Two Poems

Michael Lynch

FALLING IN LOVE WITH THE GIRL WITH A FACIAL TIC

Eventually, you welcome each spasm,
vital as any other involuntary act
of the body. The free corner of the eye
and mouth impelled briefly toward each other,
urged taut. The beacon of the face's veiled
musculature pulses out its code: the mythic
rhythmia of cells like the choreography
of iron filings around small magnets,
all the convulsive fits and leanings
of the flesh. Even now, her shoulders bared
in the café's frowning light, a sudden swell
of understanding: her left cheek is the still point
around which all matter swirls.


YOU WILL DISREGARD THE FOLLOWING DIRECTIVES

Disregard the pills. Deny the stomach pump.
Abandon punctuation in favor of half
and quarter rest. Be custodian to light
that blades through twisted blinds—
feed it small shadows. Steward this sling
of orphans: mason jar of seaglass and pea stone,
cornflower scallop shell, silver ring.
Disguise yourself as an empty bed,
your bedroom as a corridor. Leave
nothing behind. Truncate the dwarf
juniper, complacent in its shallow pot.
Fetishize the amputation, the pith
of ghost-limb and exalt the phantom shootings.
Busy the still metronome and spring
forward the clock.

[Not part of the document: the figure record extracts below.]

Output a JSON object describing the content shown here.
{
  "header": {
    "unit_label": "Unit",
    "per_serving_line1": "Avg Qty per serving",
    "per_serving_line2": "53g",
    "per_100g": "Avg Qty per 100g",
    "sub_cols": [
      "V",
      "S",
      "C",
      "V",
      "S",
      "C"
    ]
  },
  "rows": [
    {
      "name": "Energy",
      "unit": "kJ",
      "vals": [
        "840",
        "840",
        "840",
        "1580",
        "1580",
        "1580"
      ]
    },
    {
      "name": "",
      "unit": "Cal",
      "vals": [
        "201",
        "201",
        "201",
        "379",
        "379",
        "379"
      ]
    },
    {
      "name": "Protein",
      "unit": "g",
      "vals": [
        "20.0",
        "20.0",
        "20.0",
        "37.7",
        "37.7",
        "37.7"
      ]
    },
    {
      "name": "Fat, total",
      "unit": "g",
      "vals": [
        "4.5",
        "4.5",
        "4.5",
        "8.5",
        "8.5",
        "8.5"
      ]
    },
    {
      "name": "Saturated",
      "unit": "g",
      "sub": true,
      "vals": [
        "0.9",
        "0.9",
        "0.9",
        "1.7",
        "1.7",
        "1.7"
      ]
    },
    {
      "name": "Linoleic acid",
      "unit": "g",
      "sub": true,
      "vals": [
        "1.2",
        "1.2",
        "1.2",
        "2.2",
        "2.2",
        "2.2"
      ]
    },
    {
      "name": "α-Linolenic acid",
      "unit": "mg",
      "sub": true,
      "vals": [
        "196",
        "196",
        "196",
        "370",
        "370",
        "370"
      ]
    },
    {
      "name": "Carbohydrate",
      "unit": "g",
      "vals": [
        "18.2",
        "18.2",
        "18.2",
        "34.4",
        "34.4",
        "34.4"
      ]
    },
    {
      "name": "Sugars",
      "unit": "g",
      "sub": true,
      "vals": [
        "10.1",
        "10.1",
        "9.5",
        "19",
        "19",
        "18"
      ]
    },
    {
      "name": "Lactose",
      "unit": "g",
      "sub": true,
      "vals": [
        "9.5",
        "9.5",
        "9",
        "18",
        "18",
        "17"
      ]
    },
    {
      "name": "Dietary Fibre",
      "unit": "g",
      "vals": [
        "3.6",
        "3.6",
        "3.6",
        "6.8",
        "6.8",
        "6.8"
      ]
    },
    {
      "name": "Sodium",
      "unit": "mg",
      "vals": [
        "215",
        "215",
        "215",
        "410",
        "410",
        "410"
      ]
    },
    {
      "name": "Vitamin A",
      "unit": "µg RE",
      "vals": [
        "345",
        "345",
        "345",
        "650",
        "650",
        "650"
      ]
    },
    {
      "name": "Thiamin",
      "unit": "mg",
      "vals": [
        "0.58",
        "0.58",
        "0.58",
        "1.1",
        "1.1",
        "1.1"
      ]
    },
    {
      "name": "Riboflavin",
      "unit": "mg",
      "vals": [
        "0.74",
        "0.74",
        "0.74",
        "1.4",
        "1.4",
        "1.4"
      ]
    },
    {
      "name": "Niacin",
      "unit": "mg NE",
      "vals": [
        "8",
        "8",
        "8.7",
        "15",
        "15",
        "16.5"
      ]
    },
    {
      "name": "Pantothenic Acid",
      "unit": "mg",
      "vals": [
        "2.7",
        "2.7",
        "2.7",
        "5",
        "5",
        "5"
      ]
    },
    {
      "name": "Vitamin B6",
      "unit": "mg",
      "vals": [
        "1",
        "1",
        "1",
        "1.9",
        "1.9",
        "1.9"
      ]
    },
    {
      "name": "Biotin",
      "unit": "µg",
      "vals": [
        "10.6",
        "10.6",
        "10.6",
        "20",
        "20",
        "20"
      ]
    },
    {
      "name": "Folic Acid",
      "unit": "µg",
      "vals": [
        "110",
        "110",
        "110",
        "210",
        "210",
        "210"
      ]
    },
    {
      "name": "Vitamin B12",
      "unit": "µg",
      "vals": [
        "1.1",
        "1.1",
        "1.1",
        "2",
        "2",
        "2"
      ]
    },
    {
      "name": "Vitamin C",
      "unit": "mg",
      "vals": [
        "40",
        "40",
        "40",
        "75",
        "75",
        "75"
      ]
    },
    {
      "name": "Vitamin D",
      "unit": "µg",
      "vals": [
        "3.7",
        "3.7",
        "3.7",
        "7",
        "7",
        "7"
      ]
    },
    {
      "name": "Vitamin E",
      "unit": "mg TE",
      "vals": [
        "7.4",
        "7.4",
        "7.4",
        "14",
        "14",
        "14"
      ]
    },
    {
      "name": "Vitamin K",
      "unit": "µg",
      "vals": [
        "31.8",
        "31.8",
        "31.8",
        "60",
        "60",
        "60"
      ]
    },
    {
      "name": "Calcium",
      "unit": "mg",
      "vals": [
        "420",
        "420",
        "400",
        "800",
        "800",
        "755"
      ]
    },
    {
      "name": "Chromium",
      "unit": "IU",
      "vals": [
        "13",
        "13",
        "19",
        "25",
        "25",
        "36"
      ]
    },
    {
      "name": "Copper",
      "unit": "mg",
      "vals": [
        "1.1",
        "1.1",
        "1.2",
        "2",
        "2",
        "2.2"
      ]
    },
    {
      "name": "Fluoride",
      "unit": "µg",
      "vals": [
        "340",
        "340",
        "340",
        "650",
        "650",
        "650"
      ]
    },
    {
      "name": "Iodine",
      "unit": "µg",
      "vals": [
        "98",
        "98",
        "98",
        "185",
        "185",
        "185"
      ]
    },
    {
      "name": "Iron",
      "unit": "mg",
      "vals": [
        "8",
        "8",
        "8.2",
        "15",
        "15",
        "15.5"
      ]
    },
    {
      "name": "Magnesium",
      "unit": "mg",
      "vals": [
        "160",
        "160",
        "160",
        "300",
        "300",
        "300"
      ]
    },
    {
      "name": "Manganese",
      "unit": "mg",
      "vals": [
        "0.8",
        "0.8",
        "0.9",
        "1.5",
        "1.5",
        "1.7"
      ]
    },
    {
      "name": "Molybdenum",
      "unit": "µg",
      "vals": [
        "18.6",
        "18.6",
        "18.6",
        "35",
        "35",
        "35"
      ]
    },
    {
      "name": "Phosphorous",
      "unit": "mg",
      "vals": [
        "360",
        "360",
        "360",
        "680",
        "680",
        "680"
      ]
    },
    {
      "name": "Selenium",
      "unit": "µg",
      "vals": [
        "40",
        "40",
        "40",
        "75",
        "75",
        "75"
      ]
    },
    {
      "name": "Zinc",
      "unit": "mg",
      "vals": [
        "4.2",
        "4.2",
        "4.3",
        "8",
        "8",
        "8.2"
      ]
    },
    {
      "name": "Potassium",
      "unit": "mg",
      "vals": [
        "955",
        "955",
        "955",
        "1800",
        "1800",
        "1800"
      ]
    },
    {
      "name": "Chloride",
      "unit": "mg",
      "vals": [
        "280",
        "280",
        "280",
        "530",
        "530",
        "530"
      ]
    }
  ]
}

Disquiet your bundled wrack
of pages. Study each. Nourish everything
sensible. These windows have been painted
shut; razor them free. Distrust this place,
its lovely expectedness, its absences
curated like cast figurines.
Forgive yourself. Write me back.


Michael Lynch

Michael Lynch's poems have appeared most recently in Harvard Divinity Bulletin. He is currently involved in a project titled Underlife—a word/paint collaboration with his brother, the painter, J.F. Lynch. He lives just outside Boston with his wife and two children.